Hi! I’m trying to analyze the Monthly Places Patterns (aka “Patterns”) Jan 2018 - Apr 2020 data. When I try to download it shows up as 28 separate files. Am I doing something wrong? How can I access the data as just one file?
Hi Erin. Each file contains one monthly pattern. Therefore, there are 28 (12+12+4) files.
Do you have any recommendations on how to combine the 28 files into one?
I think it is hard to combine 28 datasets into one since each dataset is very big. For my research, I extracted my targeted POIs first, then I combined 28 datasets (only contain my targeted POIs) into one.
Hi @Erin_Brown_Purdue_University, I would agree with @Yun_Liang_Penn_State_University here in that filtering before merging is typically the best approach. There are some functions in SafeGraph_py that will merge all of those together for you, but you will likely get a memory error after 5-10 files if they aren’t filtered
Alternatively, @Ryan_Kruse_MN_State has come up with a nifty notebook that will walk you through an all in 1 process to pull, filter, and save just the data you want! you can check it out HERE
So I tried following that notebook, but in Step 4 I got the error ‘TypeError: only list-like objects are allowed to be passed to isin(), you passed a [str]’.
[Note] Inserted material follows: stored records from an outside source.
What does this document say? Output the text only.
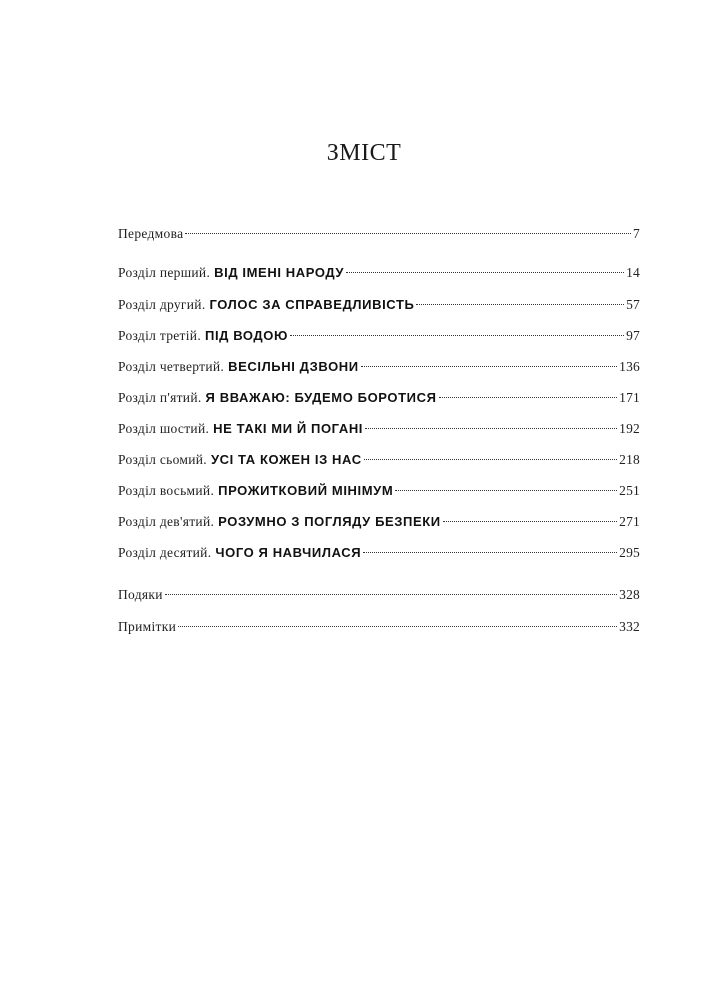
ЗМІСТ
Передмова	7
Розділ перший. ВІД ІМЕНІ НАРОДУ	14
Розділ другий. ГОЛОС ЗА СПРАВЕДЛИВІСТЬ	57
Розділ третій. ПІД ВОДОЮ	97
Розділ четвертий. ВЕСІЛЬНІ ДЗВОНИ	136
Розділ п'ятий. Я ВВАЖАЮ: БУДЕМО БОРОТИСЯ	171
Розділ шостий. НЕ ТАКІ МИ Й ПОГАНІ	192
Розділ сьомий. УСІ ТА КОЖЕН ІЗ НАС	218
Розділ восьмий. ПРОЖИТКОВИЙ МІНІМУМ	251
Розділ дев'ятий. РОЗУМНО З ПОГЛЯДУ БЕЗПЕКИ	271
Розділ десятий. ЧОГО Я НАВЧИЛАСЯ	295
Подяки	328
Примітки	332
I am trying to filter the data to get just restaurants in the US, but I think I set the filters wrong, this is what I have: df = chunk[(chunk.top_category.isin(‘Restaurants and Other Eating Place’)) & (chunk.country.isin(‘US’))] but I have a feeling I am doing the filter wrong. How can I filter this correctly? @Ryan_Kruse_MN_State @Jack_Lindsay_Kraken1
Hi @Erin_Brown_Purdue_University, I believe you can switch it to df = chunk[(chunk.top_category.isin(['Restaurants and Other Eating Place'])) & (chunk.country.isin(['US']))]
and it should work for you. I think when you use .isin()
, the input has to be a list, so I just made the following changes:
-
'Restaurants and Other Eating Place'
to['Restaurants and Other Eating Place']
-
'US'
to['US']
Let me know if that makes sense/works!
So that fixed my initial problem and so I was able to complete the entire process, but then when I opened the folder in my google drive there was no data, just the column names in the combined_core_poi-patterns.csv when I opened it in google drive. Do you know why this issue occurred and how to fix it? @Ryan_Kruse_MN_State
Hi @Erin_Brown_Purdue_University, I think I’ve identified the problem. Looking at the column names in one of the combined_core_poi-patterns.csv
files, I don’t think you will find a country
column, which is why the data is filtering to nothing. There may be an iso_country_code
column or something similar, but for Monthly Patterns, all the POIs are in the US anyway, so you really don’t need to filter by country at all.
I believe if you just filter by top_category
, you will get data back. Something like
> df = chunk[chunk.top_category.isin(['Restaurants and Other Eating Place'])]
I would suggest trying with one month to make sure the filter is working as expected. Please let me know how it goes and if any issues arise!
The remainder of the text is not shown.